THE MOTHER OF ALL HEAD COLDS: Argentina’s Diego Maradona was suspended from the tournament after he tested positive for five kinds of ephedrine, a drug used in nasal sprays to treat colds, asthma and hay fever. There seems to be no record kept for the all-time worst head cold or allergy attack, but we figure, given the amount of medication Maradona was taking, that his was among the worst ever. However, there is a record for sneezing. Donna Griffiths of Pershore, England, started sneezing on Jan. 13, 1981 and stopped on Sept. 16, 1983. It is unknown how many times Maradona sneezed.

WE HATED EVITA ANYWAY: Argentina has no heart. It’s that simple. After the suspension of Maradona, Argentina simply gave up. First it lost its final first-round game, 2-0, to Bulgaria, then lost to Romania, 3-2, in the round of 16. We don’t cry for you, Argentina.

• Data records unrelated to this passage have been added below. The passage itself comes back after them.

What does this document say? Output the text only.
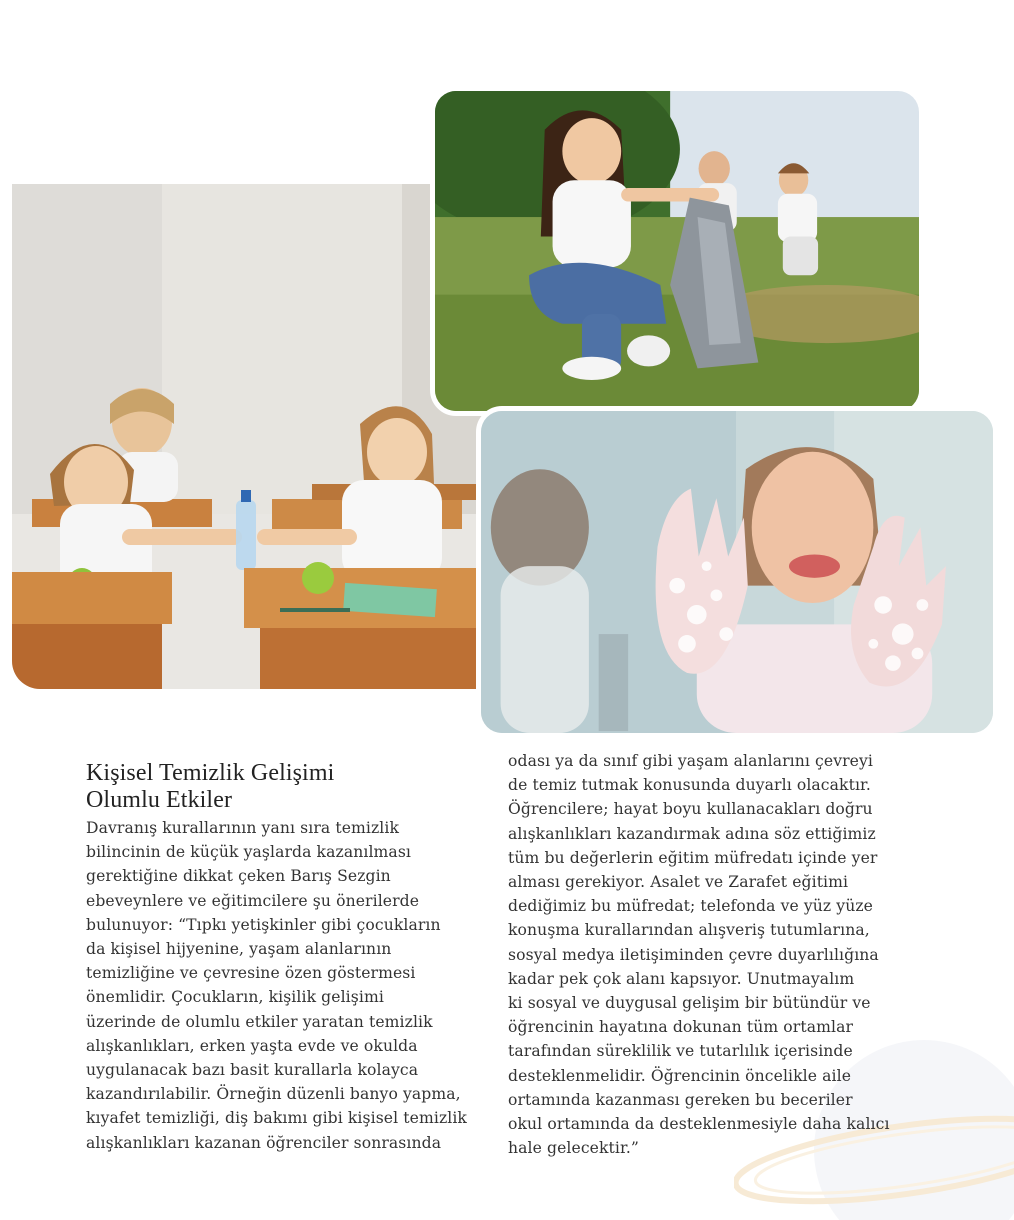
Kişisel Temizlik Gelişimi
Olumlu Etkiler
Davranış kurallarının yanı sıra temizlik
bilincinin de küçük yaşlarda kazanılması
gerektiğine dikkat çeken Barış Sezgin
ebeveynlere ve eğitimcilere şu önerilerde
bulunuyor: “Tıpkı yetişkinler gibi çocukların
da kişisel hijyenine, yaşam alanlarının
temizliğine ve çevresine özen göstermesi
önemlidir. Çocukların, kişilik gelişimi
üzerinde de olumlu etkiler yaratan temizlik
alışkanlıkları, erken yaşta evde ve okulda
uygulanacak bazı basit kurallarla kolayca
kazandırılabilir. Örneğin düzenli banyo yapma,
kıyafet temizliği, diş bakımı gibi kişisel temizlik
alışkanlıkları kazanan öğrenciler sonrasında
odası ya da sınıf gibi yaşam alanlarını çevreyi
de temiz tutmak konusunda duyarlı olacaktır.
Öğrencilere; hayat boyu kullanacakları doğru
alışkanlıkları kazandırmak adına söz ettiğimiz
tüm bu değerlerin eğitim müfredatı içinde yer
alması gerekiyor. Asalet ve Zarafet eğitimi
dediğimiz bu müfredat; telefonda ve yüz yüze
konuşma kurallarından alışveriş tutumlarına,
sosyal medya iletişiminden çevre duyarlılığına
kadar pek çok alanı kapsıyor. Unutmayalım
ki sosyal ve duygusal gelişim bir bütündür ve
öğrencinin hayatına dokunan tüm ortamlar
tarafından süreklilik ve tutarlılık içerisinde
desteklenmelidir. Öğrencinin öncelikle aile
ortamında kazanması gereken bu beceriler
okul ortamında da desteklenmesiyle daha kalıcı
hale gelecektir.”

THEY COULDN’T WIN WITH ZEUS AT SWEEPER: Worst team? Well, let’s put it this way: You could probably put 11 guys from any Greek restaurant in L.A. on the field and they would do better than this national team. Argentina 4, Greece 0. Bulgaria 4, Greece 0. Nigeria 2, Greece 0. That’s 10-nil, kids. How did the Greeks get here in the first place? They had to beat out Iceland, Hungary and Luxembourg in European qualifying. Not exactly the Group of Death.

CHEAP SHOT? NO, THAT’S TWO WORDS: When Brazil’s Leonardo made like Bill Laimbeer and cleared some space with an elbow, it virtually ended the World Cup for the United States and literally ended it for Tab Ramos, who suffered a concussion and a broken bone above his ear. After watching “the beautiful game” of Brazil, this was an ugly moment.